Adopting Back Reduction Current as an Additional Output Signal for Achieving Photoelectrochemical Differentiated Detection

• Published in: Analytical chemistry (Washington) Vol. 94; no. 4; pp. 2063 - 2071
• Main Authors: Seo, Daye, Won, Sunghwan, Kim, Ji Tae, Chung, Taek Dong
• Format: Journal Article
• Language: English
• Published: United States American Chemical Society 01.02.2022
• Subjects: Analytical chemistry; Biosensing Techniques - methods; Catecholamine; Catecholamines; Chemical reactions; Chemistry; Electrochemical Techniques; Electrodes; Electrolytes; Hematite; Neurotransmitters; Oxidation-Reduction; Photoelectric effect; Photoelectric emission; Probes; Selectivity; Species; Transient current
• ISSN: 0003-2700; 1520-6882
• DOI: 10.1021/acs.analchem.1c04129

Photoelectrochemical (PEC) sensors are usually based on a single output signal, that is, the photocurrent change caused by the (photoelectro)­chemical reaction between target analytes and photoelectrodes. However, the photocurrent may be influenced by redox species other than the target analyte; therefore, modifying the surface of photoelectrodes with probes that selectively bind to the analyte is essential. Moreover, even though various surface modification methods have been developed, distinguishing molecularly similar chemicals using PEC sensing systems remains a significant challenge.

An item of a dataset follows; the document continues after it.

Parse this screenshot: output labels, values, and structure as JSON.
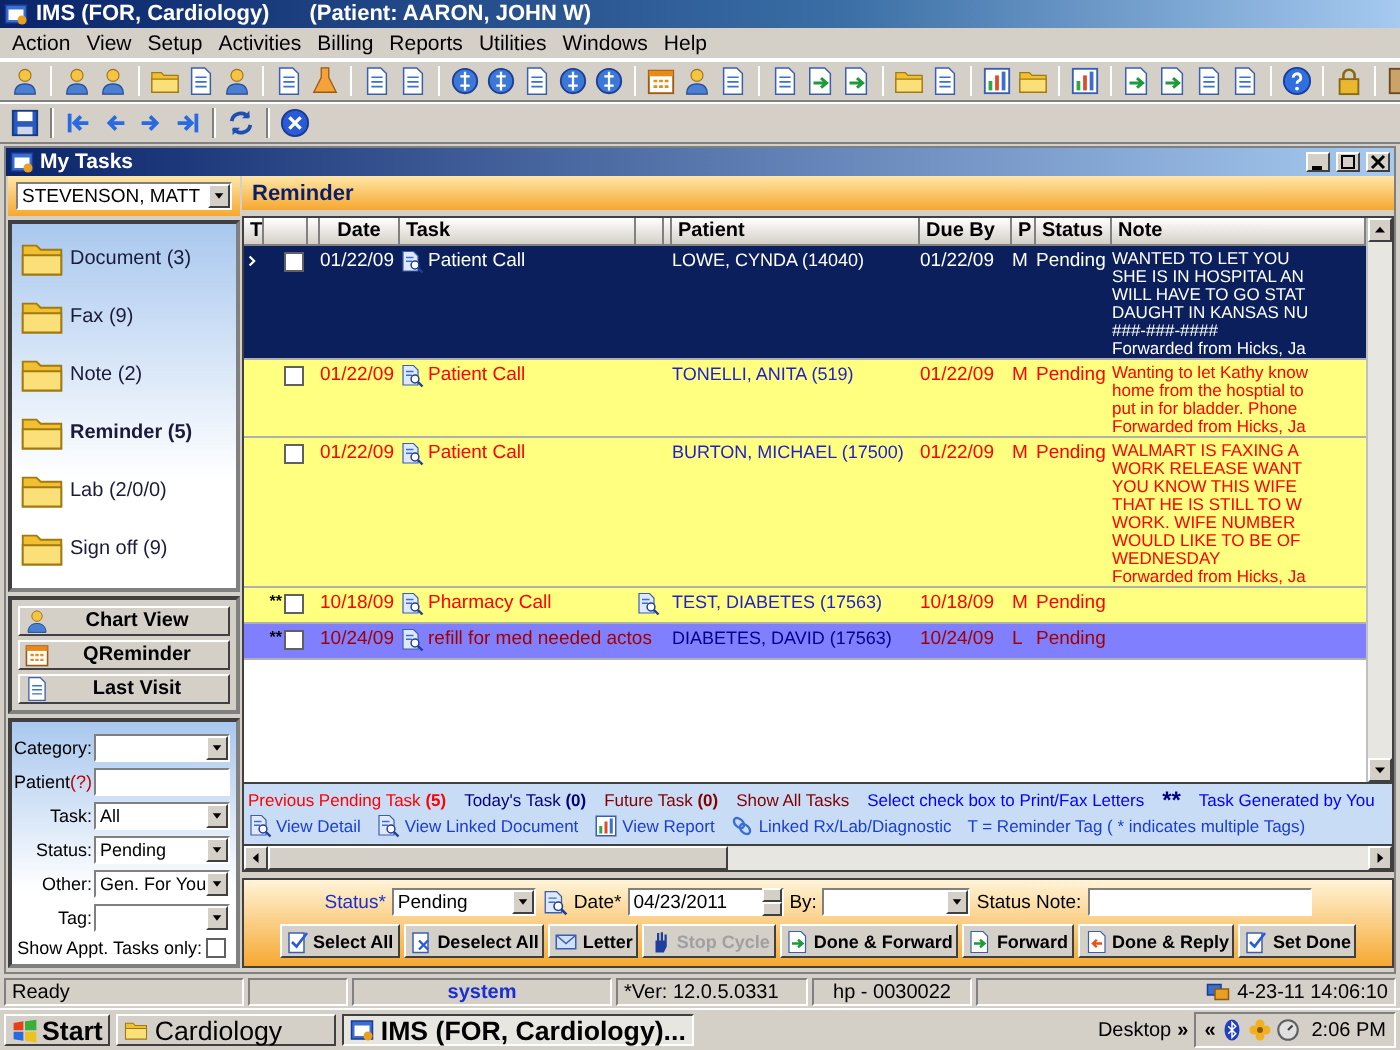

To address these selectivity issues, we proposed a photoanode-based PEC sensor that utilizes a cathodic transient current as a second output signal in addition to the photocurrent, which arises from the back reduction of photo-oxidized species. Factors influencing the back reduction were investigated by observing the transient photocurrent of hematite photoanodes in the presence of model redox probes. The chemical environment around the electrode–electrolyte interface was manipulated by altering the electrolyte composition or modifying the electrode surface. The favorable interaction between the electrode surface and redox species led to an increase in the extent of back reduction and the cathodic transient current. In addition, the extent of back reduction also depends on the chemical identity of the redox species, such as the kinetics of subsequent chemical reactions. Therefore, the synergistic combination of the photocurrent and the cathodic transient current enabled the differentiated detection of various catecholamine neurotransmitters with a single pristine photoelectrode, which has never been achieved using traditional PEC methods. Revisiting the transient photocurrent can complement conventional PEC applications and offers possibilities for more effective semiconductor-based applications.